Although we currently seem to be facing a prosperous scenario for tourism in Peru after the hardest effects of the pandemic, with a high percentage of the population vaccinated and an upward trend worldwide, we are still dealing with an unstable situation reinforced by news and information from various channels that continue to remind us of the danger we are in. Alongside this, research shows that we are facing a catastrophic collapse of the ecological system, and despite the dissemination of these studies for decades, they have not been addressed either by the population or by the educational sphere (Edelheim, 2021).
Internationally, and in response to the Covid crisis, the tourism and hospitality industry has been making efforts to move towards Responsible Tourism. For example, in July of this year, the World Travel Market London (WTM) launched a platform through which it invites companies and organizations to share sustainable practices and ethical methods to promote Responsible Tourism. The WTM program focuses on the efforts of travel industry players to use this activity to build better places, in the words of Harold Goodwin, as producers and consumers to achieve sustainability.
Experts point out that by 2050, 6.5 billion people will live in cities, and it is no longer a surprise that technology is changing everything from the way we relate to each other, to how we hail a taxi or book a room: we are evolving. Nevertheless, we continue to work on models that are not conscious of their impact on the environment. Unfortunately, we are at a point where some sectors of tourism seek to resume their activities under a model built more than twenty years ago, which could be disastrous. We know that the economic crisis has hit tourism hard, and entrepreneurs are seeking to resume their activities based on the recovery of the sector to which they belong, often without considering recommendations towards a tourism that implies certain commitments with different actors, the environment, community, territories, and ecosystems.

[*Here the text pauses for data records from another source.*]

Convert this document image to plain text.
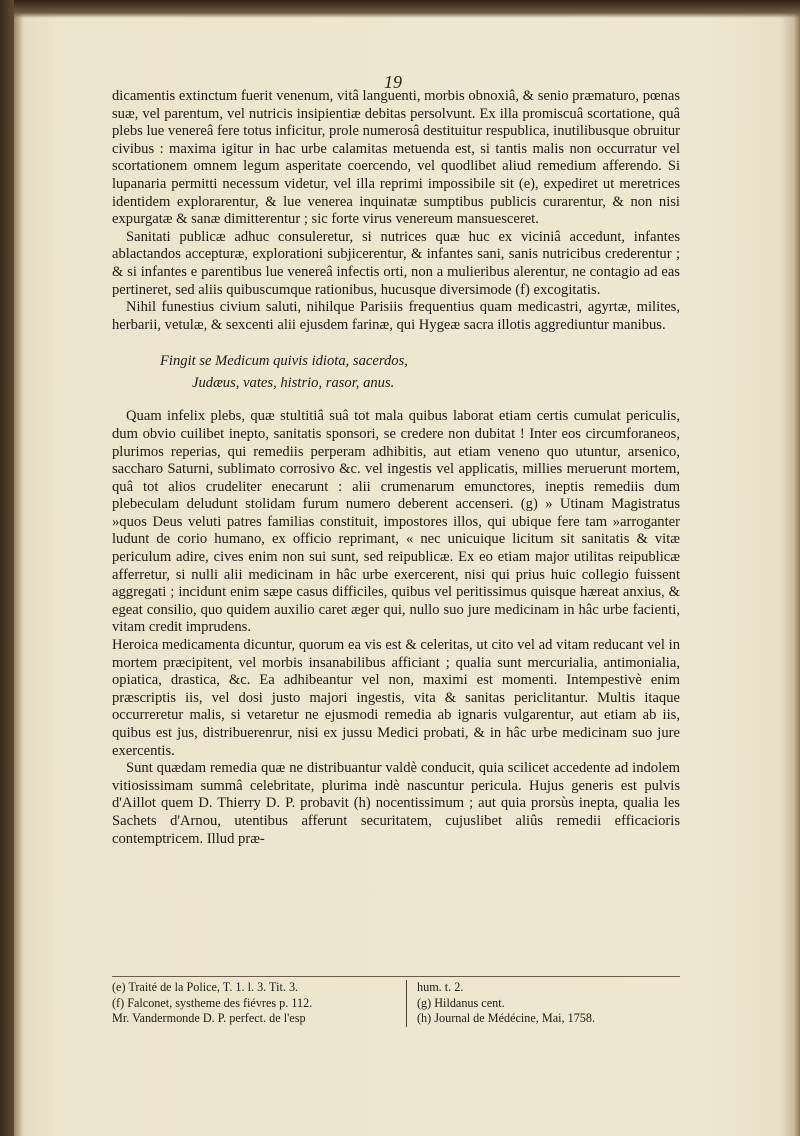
19

dicamentis extinctum fuerit venenum, vitâ languenti, morbis obnoxiâ, & senio præmaturo, pœnas suæ, vel parentum, vel nutricis insipientiæ debitas persolvunt. Ex illa promiscuâ scortatione, quâ plebs lue venereâ fere totus inficitur, prole numerosâ destituitur respublica, inutilibusque obruitur civibus : maxima igitur in hac urbe calamitas metuenda est, si tantis malis non occurratur vel scortationem omnem legum asperitate coercendo, vel quodlibet aliud remedium afferendo. Si lupanaria permitti necessum videtur, vel illa reprimi impossibile sit (e), expediret ut meretrices identidem explorarentur, & lue venerea inquinatæ sumptibus publicis curarentur, & non nisi expurgatæ & sanæ dimitterentur ; sic forte virus venereum mansuesceret.

Sanitati publicæ adhuc consuleretur, si nutrices quæ huc ex viciniâ accedunt, infantes ablactandos accepturæ, explorationi subjicerentur, & infantes sani, sanis nutricibus crederentur ; & si infantes e parentibus lue venereâ infectis orti, non a mulieribus alerentur, ne contagio ad eas pertineret, sed aliis quibuscumque rationibus, hucusque diversimode (f) excogitatis.

Nihil funestius civium saluti, nihilque Parisiis frequentius quam medicastri, agyrtæ, milites, herbarii, vetulæ, & sexcenti alii ejusdem farinæ, qui Hygeæ sacra illotis aggrediuntur manibus.

Fingit se Medicum quivis idiota, sacerdos,
Judæus, vates, histrio, rasor, anus.

Quam infelix plebs, quæ stultitiâ suâ tot mala quibus laborat etiam certis cumulat periculis, dum obvio cuilibet inepto, sanitatis sponsori, se credere non dubitat ! Inter eos circumforaneos, plurimos reperias, qui remediis perperam adhibitis, aut etiam veneno quo utuntur, arsenico, saccharo Saturni, sublimato corrosivo &c. vel ingestis vel applicatis, millies meruerunt mortem, quâ tot alios crudeliter enecarunt : alii crumenarum emunctores, ineptis remediis dum plebeculam deludunt stolidam furum numero deberent accenseri. (g) » Utinam Magistratus »quos Deus veluti patres familias constituit, impostores illos, qui ubique fere tam »arroganter ludunt de corio humano, ex officio reprimant, « nec unicuique licitum sit sanitatis & vitæ periculum adire, cives enim non sui sunt, sed reipublicæ. Ex eo etiam major utilitas reipublicæ afferretur, si nulli alii medicinam in hâc urbe exercerent, nisi qui prius huic collegio fuissent aggregati ; incidunt enim sæpe casus difficiles, quibus vel peritissimus quisque hæreat anxius, & egeat consilio, quo quidem auxilio caret æger qui, nullo suo jure medicinam in hâc urbe facienti, vitam credit imprudens.

Heroica medicamenta dicuntur, quorum ea vis est & celeritas, ut cito vel ad vitam reducant vel in mortem præcipitent, vel morbis insanabilibus afficiant ; qualia sunt mercurialia, antimonialia, opiatica, drastica, &c. Ea adhibeantur vel non, maximi est momenti. Intempestivè enim præscriptis iis, vel dosi justo majori ingestis, vita & sanitas periclitantur. Multis itaque occurreretur malis, si vetaretur ne ejusmodi remedia ab ignaris vulgarentur, aut etiam ab iis, quibus est jus, distribuerenrur, nisi ex jussu Medici probati, & in hâc urbe medicinam suo jure exercentis.

Sunt quædam remedia quæ ne distribuantur valdè conducit, quia scilicet accedente ad indolem vitiosissimam summâ celebritate, plurima indè nascuntur pericula. Hujus generis est pulvis d'Aillot quem D. Thierry D. P. probavit (h) nocentissimum ; aut quia prorsùs inepta, qualia les Sachets d'Arnou, utentibus afferunt securitatem, cujuslibet aliûs remedii efficacioris contemptricem. Illud præ-

(e) Traité de la Police, T. 1. l. 3. Tit. 3.
(f) Falconet, systheme des fiévres p. 112.
Mr. Vandermonde D. P. perfect. de l'esp
hum. t. 2.
(g) Hildanus cent.
(h) Journal de Médécine, Mai, 1758.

Finally, we must not forget that when we talk about responsible tourism, we are talking about a broad umbrella that includes the tourist and how tourism relates to the space it visits, but, above all, how tourism can educate towards a more responsible society with the environment. Therefore, let’s aim to reinforce sustainable tourism and its transformative capacity first from academia, a model that aims at sustainable development respectful of the environment, cultural heritage, both material and intangible, spaces of memory, and the links of societies with their territories and ecosystems. That is the new challenge for future professionals in the tourism and hotel sector.